Cobalt forms part of the structure of vitamin B12. Vitamin B12 has several important functions including making red blood cells and releasing energy from the food we eat. Fish, nuts, green leafy vegetables, such as broccoli and spinach, cereals, such as oats are all rich in cobalt

7. Fluoride

It is involved in the formation of bones and teeth and helps prevent tooth decay. Can be obtained from fluoridated or naturally containing fluorine drinking water, fish, and tea.

8. Selenium

It acts as a beneficiary antioxidant. Selenium helps prevent oxidative damage to the cells. It is also very important for the metabolism of the thyroid hormone. Brazil nuts, seafood, and organ meats are good sources of selenium.

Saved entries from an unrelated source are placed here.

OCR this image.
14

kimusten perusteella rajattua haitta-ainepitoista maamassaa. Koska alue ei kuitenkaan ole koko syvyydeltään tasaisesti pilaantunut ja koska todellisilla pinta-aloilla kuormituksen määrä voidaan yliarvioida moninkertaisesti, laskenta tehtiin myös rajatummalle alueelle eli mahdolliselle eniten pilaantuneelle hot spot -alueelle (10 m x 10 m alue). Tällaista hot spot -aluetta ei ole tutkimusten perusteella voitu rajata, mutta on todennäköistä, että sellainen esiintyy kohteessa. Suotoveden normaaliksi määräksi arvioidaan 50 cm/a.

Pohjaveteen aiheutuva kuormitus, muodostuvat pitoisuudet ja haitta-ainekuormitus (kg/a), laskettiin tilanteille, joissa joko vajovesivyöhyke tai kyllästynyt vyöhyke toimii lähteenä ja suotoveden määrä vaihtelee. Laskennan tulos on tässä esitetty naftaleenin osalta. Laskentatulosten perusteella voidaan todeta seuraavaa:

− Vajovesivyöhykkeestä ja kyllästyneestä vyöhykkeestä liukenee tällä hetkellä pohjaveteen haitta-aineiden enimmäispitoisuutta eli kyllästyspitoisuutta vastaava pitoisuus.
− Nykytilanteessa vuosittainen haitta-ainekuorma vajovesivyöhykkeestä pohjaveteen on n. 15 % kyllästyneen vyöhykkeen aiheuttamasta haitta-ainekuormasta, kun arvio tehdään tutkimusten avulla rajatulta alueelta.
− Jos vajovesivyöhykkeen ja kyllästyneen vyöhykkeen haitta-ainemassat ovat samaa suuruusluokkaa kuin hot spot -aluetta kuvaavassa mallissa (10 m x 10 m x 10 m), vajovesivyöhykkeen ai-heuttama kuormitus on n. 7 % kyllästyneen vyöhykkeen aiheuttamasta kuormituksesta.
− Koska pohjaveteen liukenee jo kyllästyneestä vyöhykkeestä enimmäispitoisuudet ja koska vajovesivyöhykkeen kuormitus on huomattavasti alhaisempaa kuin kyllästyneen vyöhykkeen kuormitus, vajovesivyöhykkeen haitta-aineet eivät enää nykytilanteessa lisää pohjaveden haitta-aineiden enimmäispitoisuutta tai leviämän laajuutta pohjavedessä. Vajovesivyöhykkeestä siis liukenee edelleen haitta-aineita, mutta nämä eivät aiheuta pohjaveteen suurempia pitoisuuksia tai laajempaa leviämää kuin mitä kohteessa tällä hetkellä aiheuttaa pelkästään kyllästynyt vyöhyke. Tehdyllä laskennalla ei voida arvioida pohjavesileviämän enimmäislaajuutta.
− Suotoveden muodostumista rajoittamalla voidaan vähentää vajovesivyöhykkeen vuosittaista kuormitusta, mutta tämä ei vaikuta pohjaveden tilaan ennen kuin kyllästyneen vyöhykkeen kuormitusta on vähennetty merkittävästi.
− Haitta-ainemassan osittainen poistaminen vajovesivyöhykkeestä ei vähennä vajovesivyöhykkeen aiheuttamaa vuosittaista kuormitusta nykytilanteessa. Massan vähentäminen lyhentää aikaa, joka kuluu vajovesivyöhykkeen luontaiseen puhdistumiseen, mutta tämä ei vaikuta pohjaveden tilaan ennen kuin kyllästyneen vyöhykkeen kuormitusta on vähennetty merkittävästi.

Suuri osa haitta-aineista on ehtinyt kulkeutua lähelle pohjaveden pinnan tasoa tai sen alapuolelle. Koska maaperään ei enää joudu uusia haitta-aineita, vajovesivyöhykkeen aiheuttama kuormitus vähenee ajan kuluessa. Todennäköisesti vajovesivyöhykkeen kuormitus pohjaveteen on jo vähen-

Multivitamin/ Mineral Supplements

Multivitamin/mineral supplements contain a combination of vitamins and minerals. They sometimes have other ingredients, such as herbs. They are also called multis, multiples, or simply vitamins. Multis help people get the recommended amounts of vitamins and minerals when they cannot or do not get enough of these nutrients from food.

Functions And Deficiency of Minerals

Both macro and trace minerals are extremely important for the functioning of the body. They support human core functioning which includes bone and tooth health, energy production, nerve, and muscle function, and immune health.

The deficiency of any one of them could fail the human system. A calcium deficiency makes bone fragile and easy to fracture. Potassium deficiency on the other hand can directly lead to stroke, cause irregular heartbeats, swelling of blood vessels – edema, or even brain damage.

Phosphorus deficiency can cause bone diseases and growth restriction in children, whereas iodine deficiency can cause goiter and menstrual health issues such as PCOS or pregnancy-related problems. Iron deficiency can cause anemia and fatigue. Hence consuming a balanced diet consisting of all the minerals is important for a healthy life.